The Ackermann function, $A(m, n)$, is defined:
$$
A(m, n) =
\begin{cases}
n+1& \textrm{if } m = 0 \\
A(m−1, 1)& \textrm{if } m > 0 \textrm{ and } n = 0 \\
A(m−1, A(m, n−1))& \textrm{if } m > 0 \textrm{ and } n > 0.
\end{cases}
$$
See http://en.wikipedia.org/wiki/Ackermann_function. Write a function named ack that evaluates the Ackermann function. Use your function to evaluate ack(3, 4), which should be 125. What happens for larger values of m and n?
The greatest common divisor (GCD) of $a$ and $b$ is the largest number that divides both of them with no remainder.
One way to find the GCD of two numbers is based on the observation that if $r$ is the remainder when $a$ is divided by $b$, then gcd(a, b) = gcd(b, r). As a base case, we can use gcd(a, 0) = a.
Write a function called gcd that takes parameters a and b and returns their greatest common divisor.

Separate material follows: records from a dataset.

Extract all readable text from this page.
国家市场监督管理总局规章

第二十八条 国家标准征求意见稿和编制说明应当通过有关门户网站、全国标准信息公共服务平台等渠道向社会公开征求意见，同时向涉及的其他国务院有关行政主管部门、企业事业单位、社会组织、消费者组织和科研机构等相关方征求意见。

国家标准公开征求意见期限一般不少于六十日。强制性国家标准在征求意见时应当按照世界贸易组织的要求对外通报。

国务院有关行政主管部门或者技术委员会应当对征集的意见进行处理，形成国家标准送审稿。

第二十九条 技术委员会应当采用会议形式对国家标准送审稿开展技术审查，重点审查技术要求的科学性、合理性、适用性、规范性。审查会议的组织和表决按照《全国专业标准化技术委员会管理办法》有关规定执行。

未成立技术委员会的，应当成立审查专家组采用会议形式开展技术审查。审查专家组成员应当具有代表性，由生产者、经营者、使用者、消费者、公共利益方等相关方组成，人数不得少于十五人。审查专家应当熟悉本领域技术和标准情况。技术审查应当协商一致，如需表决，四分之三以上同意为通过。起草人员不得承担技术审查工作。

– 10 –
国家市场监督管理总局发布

Copy the loop from the square root calculation of the lecture and encapsulate it in a function called mysqrt that takes a as a parameter, chooses a reasonable value of x, and returns an estimate of the square root of a.

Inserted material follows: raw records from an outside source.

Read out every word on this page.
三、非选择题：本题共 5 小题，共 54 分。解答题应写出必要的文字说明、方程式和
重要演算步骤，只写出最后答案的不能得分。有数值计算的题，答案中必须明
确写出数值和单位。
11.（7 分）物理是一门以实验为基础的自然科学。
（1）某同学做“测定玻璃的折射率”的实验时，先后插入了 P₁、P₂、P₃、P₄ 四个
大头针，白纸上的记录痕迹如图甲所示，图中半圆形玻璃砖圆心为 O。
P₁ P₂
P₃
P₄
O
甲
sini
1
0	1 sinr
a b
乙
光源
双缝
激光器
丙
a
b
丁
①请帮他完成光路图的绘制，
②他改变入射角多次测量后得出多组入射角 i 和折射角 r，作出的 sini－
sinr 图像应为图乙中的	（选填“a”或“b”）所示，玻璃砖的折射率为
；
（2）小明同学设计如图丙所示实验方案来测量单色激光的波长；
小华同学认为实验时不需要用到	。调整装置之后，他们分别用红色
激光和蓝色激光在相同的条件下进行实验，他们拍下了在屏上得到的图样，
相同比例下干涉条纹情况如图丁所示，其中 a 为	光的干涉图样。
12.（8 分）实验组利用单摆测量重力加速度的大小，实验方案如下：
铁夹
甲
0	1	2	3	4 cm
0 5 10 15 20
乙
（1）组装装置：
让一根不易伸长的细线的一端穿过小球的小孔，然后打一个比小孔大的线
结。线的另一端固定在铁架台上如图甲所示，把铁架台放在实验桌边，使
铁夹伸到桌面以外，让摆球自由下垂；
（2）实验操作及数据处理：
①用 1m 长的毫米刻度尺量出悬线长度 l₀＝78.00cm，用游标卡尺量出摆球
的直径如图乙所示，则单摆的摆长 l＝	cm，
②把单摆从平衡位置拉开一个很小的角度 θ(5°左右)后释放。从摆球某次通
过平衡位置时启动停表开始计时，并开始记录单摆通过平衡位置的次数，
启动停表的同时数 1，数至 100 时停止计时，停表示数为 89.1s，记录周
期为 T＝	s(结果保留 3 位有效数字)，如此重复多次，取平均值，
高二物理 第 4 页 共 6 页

To test it, write a function named test_square_root that prints a table like this:
a mysqrt(a) sqrt(a) diff
- --------- ------- ----
1.0 1.0 1.0 0.0
2.0 1.41421356237 1.41421356237 2.22044604925e-16
3.0 1.73205080757 1.73205080757 0.0
4.0 2.0 2.0 0.0
5.0 2.2360679775 2.2360679775 0.0
6.0 2.44948974278 2.44948974278 0.0
7.0 2.64575131106 2.64575131106 0.0
8.0 2.82842712475 2.82842712475 4.4408920985e-16
9.0 3.0 3.0 0.0The first column is a number, a; the second column is the square root of a computed with mysqrt; the third column is the square root computed by sqrt; the fourth column is the absolute value of the difference between the two estimates.
In [3]:
expr = parse("1+2*3")
eval(expr)
Out[3]:
In [4]:
expr = parse("sqrt(π)")
eval(expr)
Out[4]:
Write a function called eval_loop that iteratively prompts the user, takes the resulting input and evaluates it using eval, and prints the result. It should continue until the user enters "done", and then return the value of the last expression it evaluated.
The mathematician Srinivasa Ramanujan found an infinite series that can be used to generate a numerical approximation of $\frac{1}{\pi}$:
$$
\frac{1}{\pi}=\frac{2\sqrt2}{9801}\sum_{k=0}^\infty\frac{(4k)!(1103+26390k)}{(k!)^4 396^{4k}}
$$
Write a function called estimate_pi that uses this formula to compute and return an estimate of π. It should use a while loop to compute terms of the summation until the last term is smaller than 1e-15 (which is Julia notation for 10−15). You can check the result by comparing it to pi.